Recentemnete, o Supremo Tribunal Federal (STF) decidiu que o Fundo de Garantia do Tempo de Serviço (FGTS) deve ser corrigido, pelo menos, pela inflação. Esta decisão marca uma mudança significativa na forma como os depósitos do FGTS são atualizados.
Atualmente, os valores são corrigidos mensalmente pela Taxa Referencial (TR), acrescida de juros de 3% ao ano. No entanto, como a TR tem estado próxima de zero, a correção efetiva tem sido muito baixa. Com a nova regra, aprovada pelos ministros do STF, qualquer correção que resulte em valores inferiores ao Índice de Preços ao Consumidor Amplo (IPCA) será compensada pelo Conselho Curador do FGTS, garantindo, assim, que os depósitos futuros dos trabalhadores não percam poder de compra.
Essa mudança, que entrará em vigor após a publicação do acórdão pelo STF, é vista como uma vitória parcial para os trabalhadores, pois assegura a preservação do valor dos depósitos futuros contra a inflação. No entanto, a decisão tem um impacto limitado no que diz respeito às ações judiciais em andamento, conforme veremos a seguir!
Decisão do STF sobre FGTS é limitada…
Apesar da decisão do STF representar um avanço em termos de correção futura dos valores do FGTS, ela não trouxe benefícios diretos para os trabalhadores que já haviam acionado a Justiça em busca de correção das perdas passadas. Estima-se que aproximadamente 1,5 milhão de ações, tanto individuais quanto coletivas, estavam em tramitação, representando quase 6 milhões de trabalhadores que esperavam recuperar as perdas de valor em suas contas do FGTS.
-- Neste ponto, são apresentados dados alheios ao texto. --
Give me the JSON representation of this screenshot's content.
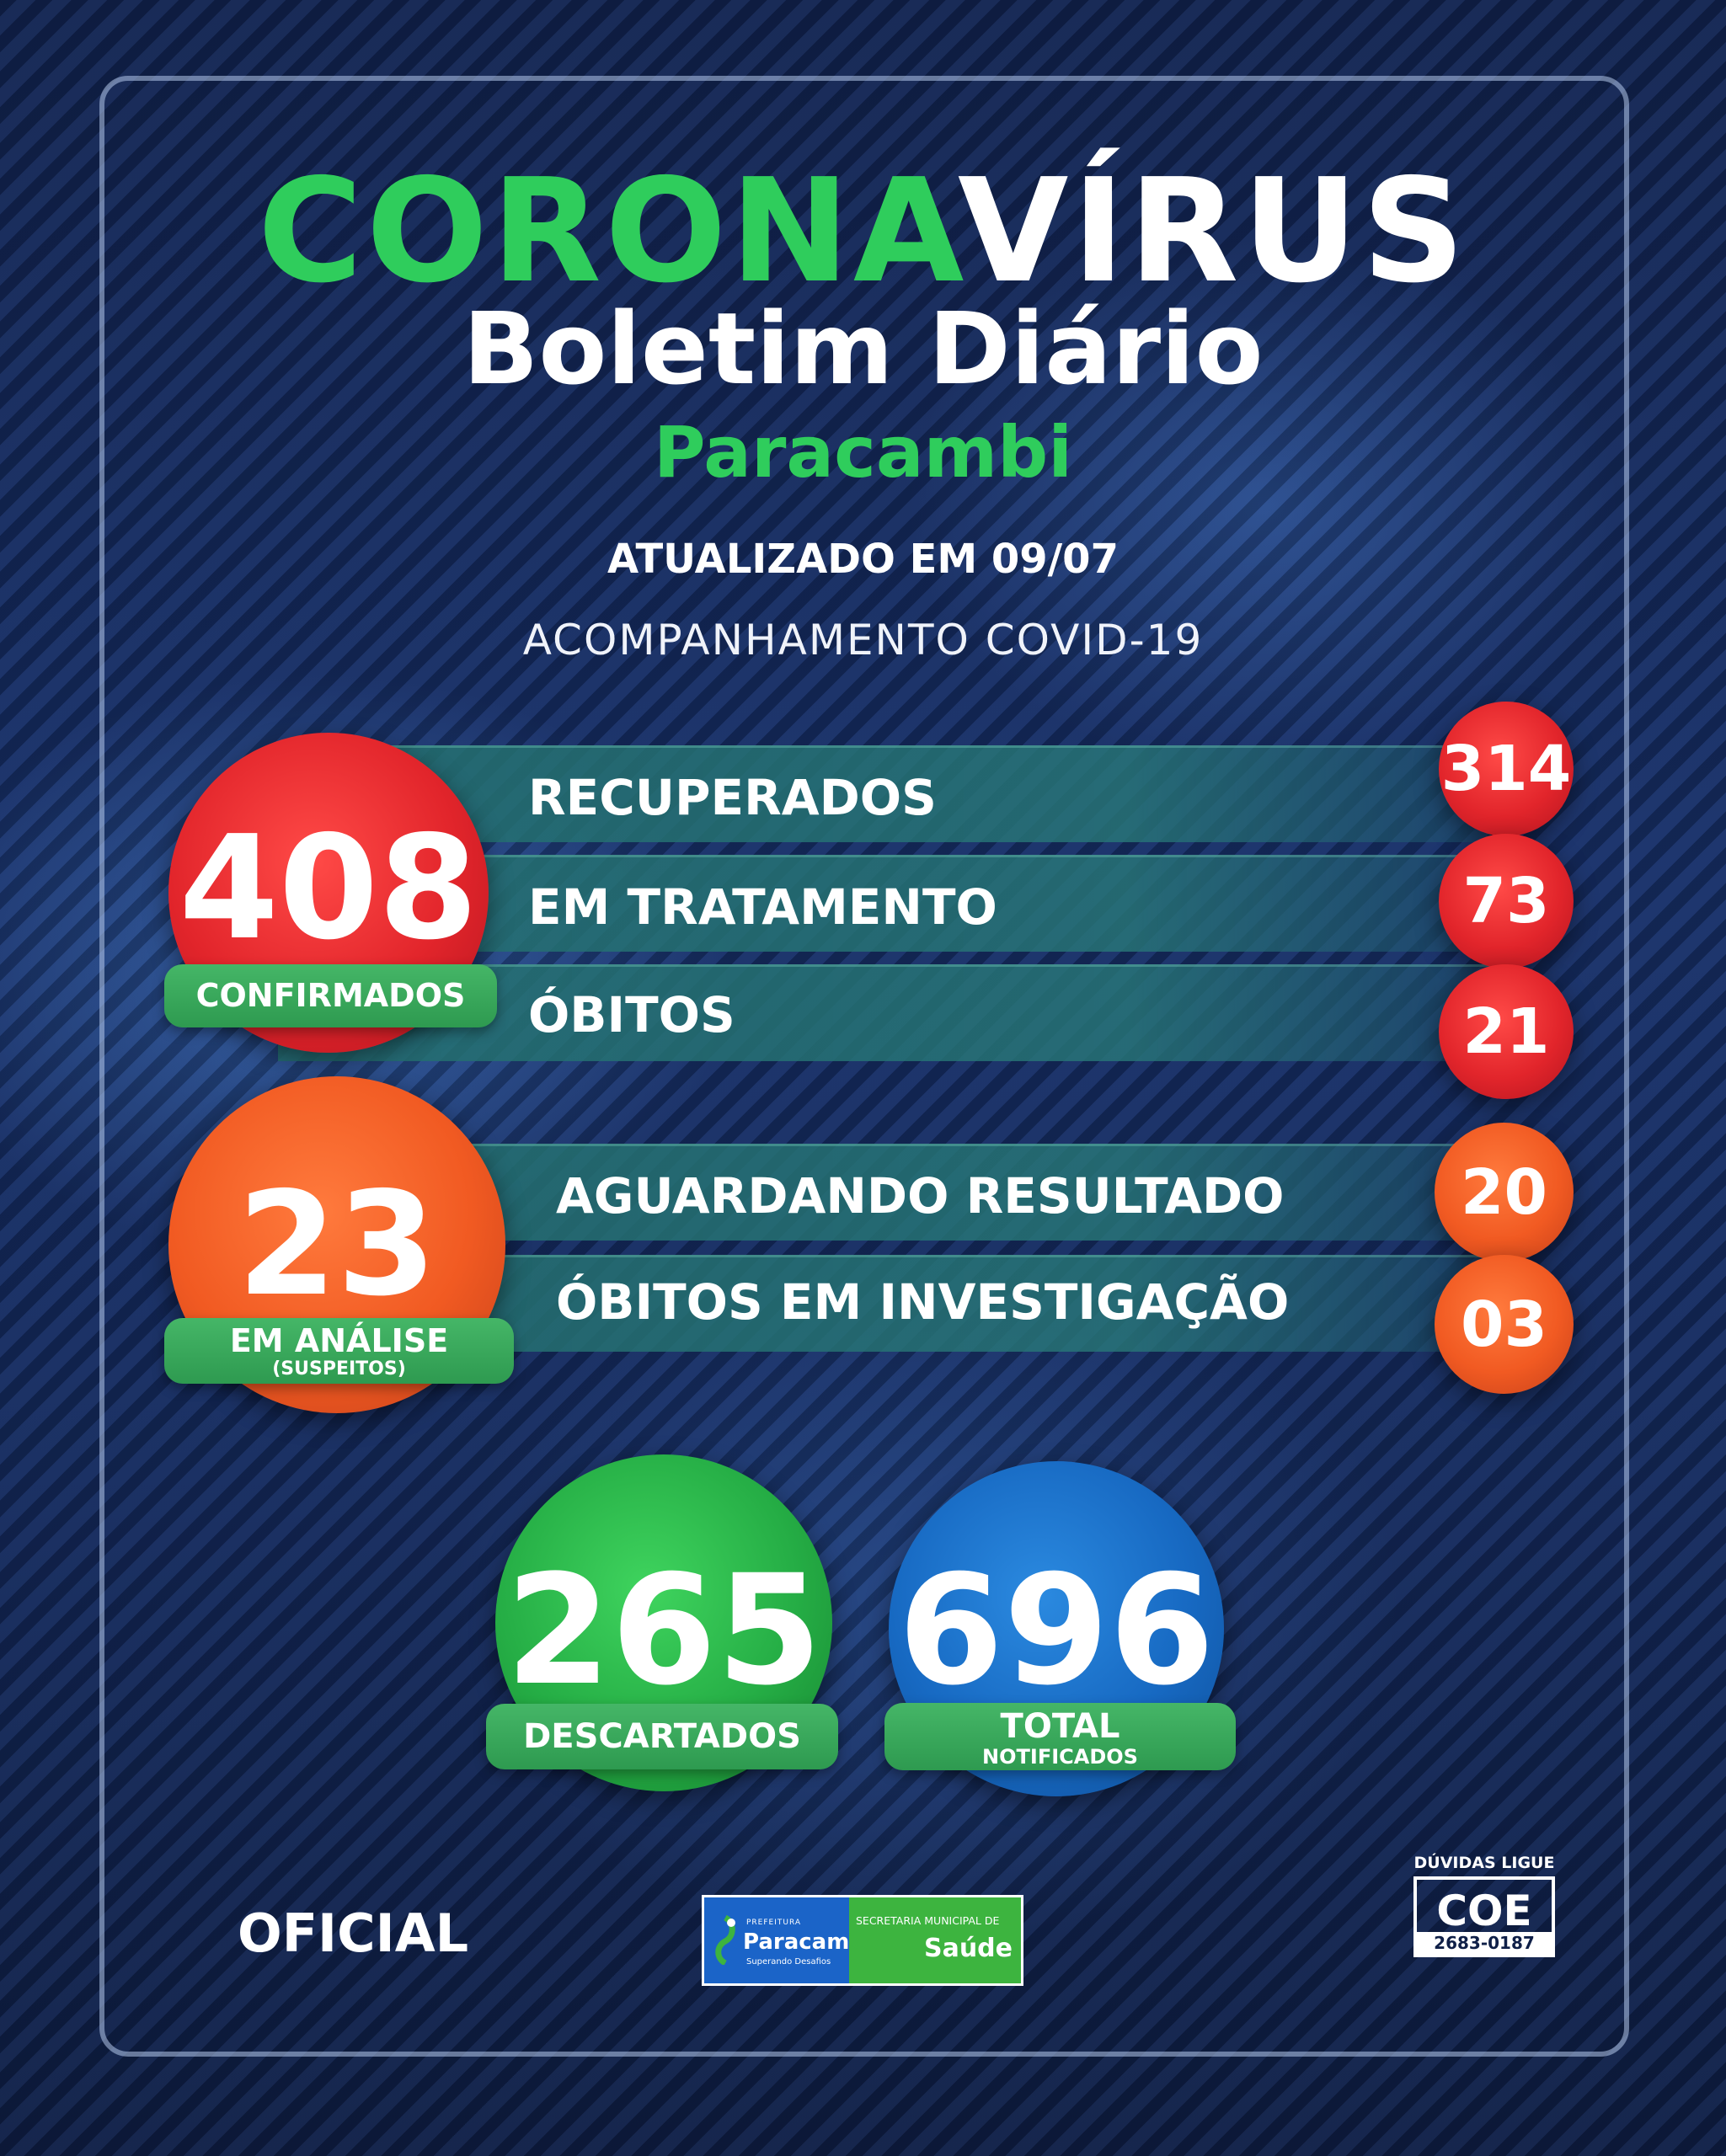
{
  "header": {
    "title_green": "CORONA",
    "title_white": "VÍRUS",
    "subtitle": "Boletim Diário",
    "city": "Paracambi",
    "updated": "ATUALIZADO EM 09/07",
    "tracking": "ACOMPANHAMENTO COVID-19"
  },
  "confirmed": {
    "value": "408",
    "label": "CONFIRMADOS",
    "rows": [
      {
        "label": "RECUPERADOS",
        "value": "314"
      },
      {
        "label": "EM TRATAMENTO",
        "value": "73"
      },
      {
        "label": "ÓBITOS",
        "value": "21"
      }
    ]
  },
  "analysis": {
    "value": "23",
    "label": "EM ANÁLISE",
    "sublabel": "(SUSPEITOS)",
    "rows": [
      {
        "label": "AGUARDANDO RESULTADO",
        "value": "20"
      },
      {
        "label": "ÓBITOS EM INVESTIGAÇÃO",
        "value": "03"
      }
    ]
  },
  "discarded": {
    "value": "265",
    "label": "DESCARTADOS"
  },
  "notified": {
    "value": "696",
    "label": "TOTAL",
    "sublabel": "NOTIFICADOS"
  },
  "footer": {
    "official": "OFICIAL",
    "logo_prefeitura": "PREFEITURA",
    "logo_city": "Paracambi",
    "logo_tagline": "Superando Desafios",
    "logo_secretaria": "SECRETARIA MUNICIPAL DE",
    "logo_saude": "Saúde",
    "coe_top": "DÚVIDAS LIGUE",
    "coe_label": "COE",
    "coe_phone": "2683-0187"
  },
  "colors": {
    "green": "#2fcd5c",
    "red": "#e2252b",
    "orange": "#f15a22",
    "blue": "#1769c2",
    "background": "#17306a"
  }
}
Com a decisão do STF, as ações que estavam suspensas aguardando uma definição poderão retornar ao julgamento. No entanto, o presidente do Instituto Fundo de Garantia do Trabalhador, Mario Avelino, esclarece que, como a ação foi julgada parcialmente procedente, os trabalhadores não terão custos judiciais adicionais, mas também não recuperarão os valores retroativos que esperavam. Isso significa que, apesar de não terem custos de sucumbência ou despesas com advogados da Caixa, os trabalhadores que buscaram na Justiça a recomposição das perdas não terão os ganhos esperados.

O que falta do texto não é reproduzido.